Affiliations: Department of Physiology, Freie Universität Berlin, D‐14195 Berlin, Germany | Department of Dermatology, Universität zu Köln, Germany
Note: [] Address for correspondence: Barbara Walzog, Ph.D., Freie Universität Berlin, Department of Physiology, Arnimallee 22, D‐14195 Berlin, Germany. Tel.: +49 30 8445 1643; Fax: +49 30 8445 1634; E‐mail: [email protected]‐berlin.de.

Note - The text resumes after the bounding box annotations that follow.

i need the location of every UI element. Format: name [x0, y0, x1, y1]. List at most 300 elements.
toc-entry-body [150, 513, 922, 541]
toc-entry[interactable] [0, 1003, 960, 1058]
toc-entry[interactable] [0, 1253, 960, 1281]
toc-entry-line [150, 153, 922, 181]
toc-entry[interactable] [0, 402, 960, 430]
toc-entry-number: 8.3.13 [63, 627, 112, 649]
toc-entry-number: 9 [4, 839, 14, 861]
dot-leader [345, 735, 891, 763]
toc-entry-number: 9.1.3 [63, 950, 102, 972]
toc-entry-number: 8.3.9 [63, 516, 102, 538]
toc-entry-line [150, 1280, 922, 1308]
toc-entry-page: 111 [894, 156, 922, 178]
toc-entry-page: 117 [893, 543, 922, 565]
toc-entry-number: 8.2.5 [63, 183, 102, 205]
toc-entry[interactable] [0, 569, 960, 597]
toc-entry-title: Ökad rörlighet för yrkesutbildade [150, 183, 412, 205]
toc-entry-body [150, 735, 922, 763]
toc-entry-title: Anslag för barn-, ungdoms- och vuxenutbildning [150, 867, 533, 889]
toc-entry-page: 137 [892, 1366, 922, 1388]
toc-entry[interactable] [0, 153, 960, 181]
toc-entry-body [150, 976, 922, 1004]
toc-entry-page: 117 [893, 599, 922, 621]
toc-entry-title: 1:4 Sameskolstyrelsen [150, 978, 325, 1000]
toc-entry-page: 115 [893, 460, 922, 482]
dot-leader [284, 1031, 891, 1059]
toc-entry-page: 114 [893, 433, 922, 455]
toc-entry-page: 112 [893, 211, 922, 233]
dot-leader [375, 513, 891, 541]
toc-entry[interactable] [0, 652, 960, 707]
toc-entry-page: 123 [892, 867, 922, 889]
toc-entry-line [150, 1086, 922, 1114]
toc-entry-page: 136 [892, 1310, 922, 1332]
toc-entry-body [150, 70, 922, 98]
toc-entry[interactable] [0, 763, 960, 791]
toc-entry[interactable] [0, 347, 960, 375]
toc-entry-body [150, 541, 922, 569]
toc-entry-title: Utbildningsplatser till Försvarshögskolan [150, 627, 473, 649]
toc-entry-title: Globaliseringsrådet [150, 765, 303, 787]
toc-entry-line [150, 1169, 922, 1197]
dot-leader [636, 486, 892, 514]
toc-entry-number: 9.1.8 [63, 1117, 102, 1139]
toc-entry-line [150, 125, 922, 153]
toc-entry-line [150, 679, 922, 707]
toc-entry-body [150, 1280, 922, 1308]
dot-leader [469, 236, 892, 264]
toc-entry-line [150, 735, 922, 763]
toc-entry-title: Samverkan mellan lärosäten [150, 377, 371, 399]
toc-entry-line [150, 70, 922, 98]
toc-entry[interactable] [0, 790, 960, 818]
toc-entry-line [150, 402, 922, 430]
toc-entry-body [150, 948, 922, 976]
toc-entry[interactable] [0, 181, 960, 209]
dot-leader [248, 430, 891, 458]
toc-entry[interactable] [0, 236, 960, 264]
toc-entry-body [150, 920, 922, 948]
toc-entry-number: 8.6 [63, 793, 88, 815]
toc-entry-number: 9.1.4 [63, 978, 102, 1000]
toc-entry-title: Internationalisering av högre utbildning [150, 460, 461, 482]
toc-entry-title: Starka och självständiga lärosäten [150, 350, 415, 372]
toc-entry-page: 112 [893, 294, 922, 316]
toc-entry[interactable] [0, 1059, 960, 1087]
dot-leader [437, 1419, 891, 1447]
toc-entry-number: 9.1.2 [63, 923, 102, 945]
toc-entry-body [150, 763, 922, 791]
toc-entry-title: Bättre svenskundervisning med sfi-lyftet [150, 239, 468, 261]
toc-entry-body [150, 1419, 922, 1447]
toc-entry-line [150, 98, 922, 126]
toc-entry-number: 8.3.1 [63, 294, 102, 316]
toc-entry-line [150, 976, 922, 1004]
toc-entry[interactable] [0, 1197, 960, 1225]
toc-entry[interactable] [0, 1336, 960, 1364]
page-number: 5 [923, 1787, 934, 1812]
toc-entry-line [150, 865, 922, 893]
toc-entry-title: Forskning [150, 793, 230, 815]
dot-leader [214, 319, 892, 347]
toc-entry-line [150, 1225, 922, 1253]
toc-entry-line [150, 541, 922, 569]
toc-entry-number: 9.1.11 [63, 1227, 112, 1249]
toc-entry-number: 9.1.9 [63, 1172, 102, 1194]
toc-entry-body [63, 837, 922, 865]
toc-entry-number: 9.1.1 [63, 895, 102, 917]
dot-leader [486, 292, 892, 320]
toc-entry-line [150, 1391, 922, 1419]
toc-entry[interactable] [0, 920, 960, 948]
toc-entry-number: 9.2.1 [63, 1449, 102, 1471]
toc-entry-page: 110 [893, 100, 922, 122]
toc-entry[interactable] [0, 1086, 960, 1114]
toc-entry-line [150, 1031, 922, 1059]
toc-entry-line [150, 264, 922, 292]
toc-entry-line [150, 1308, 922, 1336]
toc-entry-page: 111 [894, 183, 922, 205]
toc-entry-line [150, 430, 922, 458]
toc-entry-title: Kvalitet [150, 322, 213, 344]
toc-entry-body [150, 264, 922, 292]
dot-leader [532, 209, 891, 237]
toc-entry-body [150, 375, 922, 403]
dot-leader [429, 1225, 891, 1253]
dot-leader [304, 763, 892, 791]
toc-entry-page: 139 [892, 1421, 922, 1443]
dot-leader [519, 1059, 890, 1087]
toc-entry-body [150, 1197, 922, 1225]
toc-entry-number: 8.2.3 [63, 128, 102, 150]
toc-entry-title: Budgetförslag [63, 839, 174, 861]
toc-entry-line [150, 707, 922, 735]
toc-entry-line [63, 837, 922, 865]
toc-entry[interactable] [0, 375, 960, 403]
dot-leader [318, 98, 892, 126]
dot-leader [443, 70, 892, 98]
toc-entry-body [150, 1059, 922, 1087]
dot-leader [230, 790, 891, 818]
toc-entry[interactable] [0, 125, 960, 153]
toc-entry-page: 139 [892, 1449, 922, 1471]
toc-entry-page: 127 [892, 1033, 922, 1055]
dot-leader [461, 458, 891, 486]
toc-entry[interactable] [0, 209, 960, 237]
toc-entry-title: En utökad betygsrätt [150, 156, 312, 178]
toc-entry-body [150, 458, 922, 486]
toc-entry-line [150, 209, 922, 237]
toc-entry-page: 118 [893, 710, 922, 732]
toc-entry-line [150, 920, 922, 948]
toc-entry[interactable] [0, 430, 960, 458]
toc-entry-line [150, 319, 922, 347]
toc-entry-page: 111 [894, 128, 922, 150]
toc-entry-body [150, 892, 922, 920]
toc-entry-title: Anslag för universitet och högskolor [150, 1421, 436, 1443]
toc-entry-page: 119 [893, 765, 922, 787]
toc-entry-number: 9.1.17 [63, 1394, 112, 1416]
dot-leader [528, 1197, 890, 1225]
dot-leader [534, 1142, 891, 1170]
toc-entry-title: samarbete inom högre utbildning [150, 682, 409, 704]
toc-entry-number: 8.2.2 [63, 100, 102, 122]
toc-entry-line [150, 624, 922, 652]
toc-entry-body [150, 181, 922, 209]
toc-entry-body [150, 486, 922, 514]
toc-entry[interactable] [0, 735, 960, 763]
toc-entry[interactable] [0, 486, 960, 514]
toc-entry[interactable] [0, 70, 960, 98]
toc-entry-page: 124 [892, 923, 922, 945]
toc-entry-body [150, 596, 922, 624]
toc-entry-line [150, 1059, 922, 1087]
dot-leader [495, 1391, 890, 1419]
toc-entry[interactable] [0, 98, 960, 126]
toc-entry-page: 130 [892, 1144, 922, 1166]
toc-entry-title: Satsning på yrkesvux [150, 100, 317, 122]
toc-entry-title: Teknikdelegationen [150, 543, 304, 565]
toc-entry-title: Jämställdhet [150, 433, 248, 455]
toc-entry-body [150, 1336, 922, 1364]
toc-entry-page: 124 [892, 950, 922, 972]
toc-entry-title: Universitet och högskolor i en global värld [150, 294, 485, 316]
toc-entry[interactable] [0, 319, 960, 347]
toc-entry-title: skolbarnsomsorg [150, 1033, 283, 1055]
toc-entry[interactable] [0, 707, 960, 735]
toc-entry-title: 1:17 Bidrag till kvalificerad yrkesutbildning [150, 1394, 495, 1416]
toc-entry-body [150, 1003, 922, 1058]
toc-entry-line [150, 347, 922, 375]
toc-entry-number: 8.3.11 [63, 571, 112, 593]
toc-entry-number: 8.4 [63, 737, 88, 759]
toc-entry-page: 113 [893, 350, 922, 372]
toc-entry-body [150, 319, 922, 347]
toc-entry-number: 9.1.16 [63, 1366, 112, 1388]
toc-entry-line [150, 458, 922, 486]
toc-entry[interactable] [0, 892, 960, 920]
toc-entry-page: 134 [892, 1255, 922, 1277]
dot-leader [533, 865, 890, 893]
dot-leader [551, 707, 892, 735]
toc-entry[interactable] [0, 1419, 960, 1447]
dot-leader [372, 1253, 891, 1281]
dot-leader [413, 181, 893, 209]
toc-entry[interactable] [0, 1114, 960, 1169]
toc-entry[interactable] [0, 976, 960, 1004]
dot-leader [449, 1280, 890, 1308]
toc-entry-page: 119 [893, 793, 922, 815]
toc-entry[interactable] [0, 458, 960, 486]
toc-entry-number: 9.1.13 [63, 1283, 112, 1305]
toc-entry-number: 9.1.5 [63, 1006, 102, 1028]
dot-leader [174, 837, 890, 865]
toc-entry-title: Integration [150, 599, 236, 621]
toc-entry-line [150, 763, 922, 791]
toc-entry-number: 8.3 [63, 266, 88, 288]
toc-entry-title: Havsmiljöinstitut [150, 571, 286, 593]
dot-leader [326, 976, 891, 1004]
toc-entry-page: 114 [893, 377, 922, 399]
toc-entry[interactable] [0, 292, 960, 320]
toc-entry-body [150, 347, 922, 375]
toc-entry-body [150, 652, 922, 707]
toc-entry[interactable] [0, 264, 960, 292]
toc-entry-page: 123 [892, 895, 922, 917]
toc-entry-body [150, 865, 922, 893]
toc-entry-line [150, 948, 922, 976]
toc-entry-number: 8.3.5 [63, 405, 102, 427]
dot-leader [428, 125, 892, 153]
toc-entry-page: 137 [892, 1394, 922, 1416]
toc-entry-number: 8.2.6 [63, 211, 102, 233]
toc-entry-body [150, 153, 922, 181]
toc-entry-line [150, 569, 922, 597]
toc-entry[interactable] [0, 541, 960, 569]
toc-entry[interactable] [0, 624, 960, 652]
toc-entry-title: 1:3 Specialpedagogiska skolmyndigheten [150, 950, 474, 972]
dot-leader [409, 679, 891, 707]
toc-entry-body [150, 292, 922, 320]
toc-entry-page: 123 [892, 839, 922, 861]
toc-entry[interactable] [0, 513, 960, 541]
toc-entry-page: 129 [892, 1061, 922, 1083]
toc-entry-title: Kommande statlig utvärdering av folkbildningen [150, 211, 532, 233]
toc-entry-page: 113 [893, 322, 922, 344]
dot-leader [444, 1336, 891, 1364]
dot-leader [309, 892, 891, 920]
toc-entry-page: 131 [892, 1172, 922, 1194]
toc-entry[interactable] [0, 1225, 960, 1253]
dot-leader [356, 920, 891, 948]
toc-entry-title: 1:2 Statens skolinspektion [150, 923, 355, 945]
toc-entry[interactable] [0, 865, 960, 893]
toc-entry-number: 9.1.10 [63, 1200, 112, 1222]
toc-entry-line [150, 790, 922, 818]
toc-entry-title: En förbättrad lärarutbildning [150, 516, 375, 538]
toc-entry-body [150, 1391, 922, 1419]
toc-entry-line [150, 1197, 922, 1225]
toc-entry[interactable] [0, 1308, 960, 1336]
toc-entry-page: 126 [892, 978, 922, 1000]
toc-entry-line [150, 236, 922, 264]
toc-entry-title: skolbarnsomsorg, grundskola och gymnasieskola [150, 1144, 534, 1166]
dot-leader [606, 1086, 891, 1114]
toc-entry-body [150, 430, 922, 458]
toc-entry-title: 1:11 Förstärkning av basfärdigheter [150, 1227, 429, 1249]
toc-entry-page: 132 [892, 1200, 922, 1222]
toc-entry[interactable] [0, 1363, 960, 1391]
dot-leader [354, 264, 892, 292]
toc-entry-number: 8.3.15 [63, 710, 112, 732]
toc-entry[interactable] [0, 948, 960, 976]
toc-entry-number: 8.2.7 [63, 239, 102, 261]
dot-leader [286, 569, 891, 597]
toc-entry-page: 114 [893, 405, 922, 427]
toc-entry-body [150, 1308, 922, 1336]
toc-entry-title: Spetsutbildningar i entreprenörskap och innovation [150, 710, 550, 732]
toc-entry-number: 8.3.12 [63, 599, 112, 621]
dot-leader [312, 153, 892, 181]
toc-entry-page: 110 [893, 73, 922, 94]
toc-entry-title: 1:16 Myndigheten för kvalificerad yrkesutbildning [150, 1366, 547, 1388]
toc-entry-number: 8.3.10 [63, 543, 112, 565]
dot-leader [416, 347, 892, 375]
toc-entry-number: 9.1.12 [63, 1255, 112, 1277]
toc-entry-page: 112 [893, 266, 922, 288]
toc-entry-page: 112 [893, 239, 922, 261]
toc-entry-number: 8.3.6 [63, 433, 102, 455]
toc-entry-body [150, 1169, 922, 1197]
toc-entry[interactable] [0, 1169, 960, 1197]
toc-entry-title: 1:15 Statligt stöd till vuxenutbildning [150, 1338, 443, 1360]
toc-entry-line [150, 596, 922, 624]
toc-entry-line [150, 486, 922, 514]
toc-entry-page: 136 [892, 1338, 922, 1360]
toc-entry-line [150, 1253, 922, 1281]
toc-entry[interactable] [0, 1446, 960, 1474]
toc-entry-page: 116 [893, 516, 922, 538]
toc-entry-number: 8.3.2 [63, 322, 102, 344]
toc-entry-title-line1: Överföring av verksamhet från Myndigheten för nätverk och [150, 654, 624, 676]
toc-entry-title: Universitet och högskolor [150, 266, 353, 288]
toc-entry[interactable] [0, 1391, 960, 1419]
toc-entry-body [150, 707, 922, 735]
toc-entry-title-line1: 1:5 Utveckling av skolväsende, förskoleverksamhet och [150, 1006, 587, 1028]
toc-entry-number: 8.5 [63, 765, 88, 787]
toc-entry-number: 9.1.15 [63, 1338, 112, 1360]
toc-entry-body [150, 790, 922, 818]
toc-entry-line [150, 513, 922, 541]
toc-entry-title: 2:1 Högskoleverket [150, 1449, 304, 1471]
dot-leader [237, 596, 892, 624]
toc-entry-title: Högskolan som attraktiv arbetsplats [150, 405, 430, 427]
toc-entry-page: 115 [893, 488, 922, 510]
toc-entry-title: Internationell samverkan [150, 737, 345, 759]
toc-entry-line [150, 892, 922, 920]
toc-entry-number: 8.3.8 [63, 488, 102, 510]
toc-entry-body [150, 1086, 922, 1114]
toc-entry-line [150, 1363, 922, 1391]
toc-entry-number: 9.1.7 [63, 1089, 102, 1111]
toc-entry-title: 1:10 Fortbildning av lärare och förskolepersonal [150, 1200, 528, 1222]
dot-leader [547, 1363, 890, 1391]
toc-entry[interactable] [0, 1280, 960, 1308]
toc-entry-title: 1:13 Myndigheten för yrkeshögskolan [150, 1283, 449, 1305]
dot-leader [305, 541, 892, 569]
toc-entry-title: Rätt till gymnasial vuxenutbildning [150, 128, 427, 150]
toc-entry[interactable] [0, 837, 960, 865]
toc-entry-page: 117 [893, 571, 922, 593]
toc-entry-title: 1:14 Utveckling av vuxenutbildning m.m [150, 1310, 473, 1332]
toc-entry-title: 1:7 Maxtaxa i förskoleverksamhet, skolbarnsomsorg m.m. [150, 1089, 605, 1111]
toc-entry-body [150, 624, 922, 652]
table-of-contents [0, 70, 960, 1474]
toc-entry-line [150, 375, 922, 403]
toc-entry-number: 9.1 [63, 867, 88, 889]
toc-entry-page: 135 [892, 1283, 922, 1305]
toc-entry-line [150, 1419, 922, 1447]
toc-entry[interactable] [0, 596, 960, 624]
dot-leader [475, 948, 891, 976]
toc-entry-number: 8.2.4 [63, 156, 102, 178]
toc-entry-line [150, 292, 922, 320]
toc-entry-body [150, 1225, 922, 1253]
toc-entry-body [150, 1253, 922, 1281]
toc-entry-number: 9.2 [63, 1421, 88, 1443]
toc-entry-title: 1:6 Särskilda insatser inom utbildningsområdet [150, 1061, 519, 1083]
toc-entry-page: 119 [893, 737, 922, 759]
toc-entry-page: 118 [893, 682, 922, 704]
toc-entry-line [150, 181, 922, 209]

Abstract: During the recruitment of human polymorphonuclear neutrophils (PMN) to sites of inflammation, leukocyte adhesion molecules of the β2 integrin (CD11/CD18) family mediate firm adhesion of these cells to the endothelial cell monolayer lining the vessel wall. This process is a prerequisite for shape change and spreading of PMN on the endothelium which eventually allows PMN emigration into the extravascular space. In order to elucidate the molecular mechanisms which mediate this sequence of events, intracellular protein tyrosine signaling was studied subsequent to β2 integrin‐mediated ligand binding. Using western blotting technique, β2 integrin‐mediated adhesion was found to induce tyrosine phosphorylation of different proteins. The effect was absent in PMN derived from CD18‐deficient mice which lack any β2 integrin expression on the cell surface demonstrating the specificity of the observed response. Inhibition of β2 integrin‐mediated tyrosine signaling by herbimycin A almost completely inhibited adhesion, shape change, and subsequent spreading of PMN. Herbimycin A also diminished chemotactic migration of these cells in response to the soluble mediator N‐formyl‐Met–Leu–Phe (fMLP). In contrast, treatment of PMN with cytochalasin D had no substantial effect on β2 integrin‐mediated signaling or adhesion but inhibited shape change, spreading, and chemotactic migration of PMN. This suggests that the signaling capacity exerted by β2 integrins upon ligand binding was independent of an intact cytoskeleton. Moreover, the β2 integrin‐mediated activation of intracellular signal transduction pathways was critical for firm adhesion of PMN, the prerequisite subsequent shape change and spreading, which allows emigration of PMN into the extravascular space.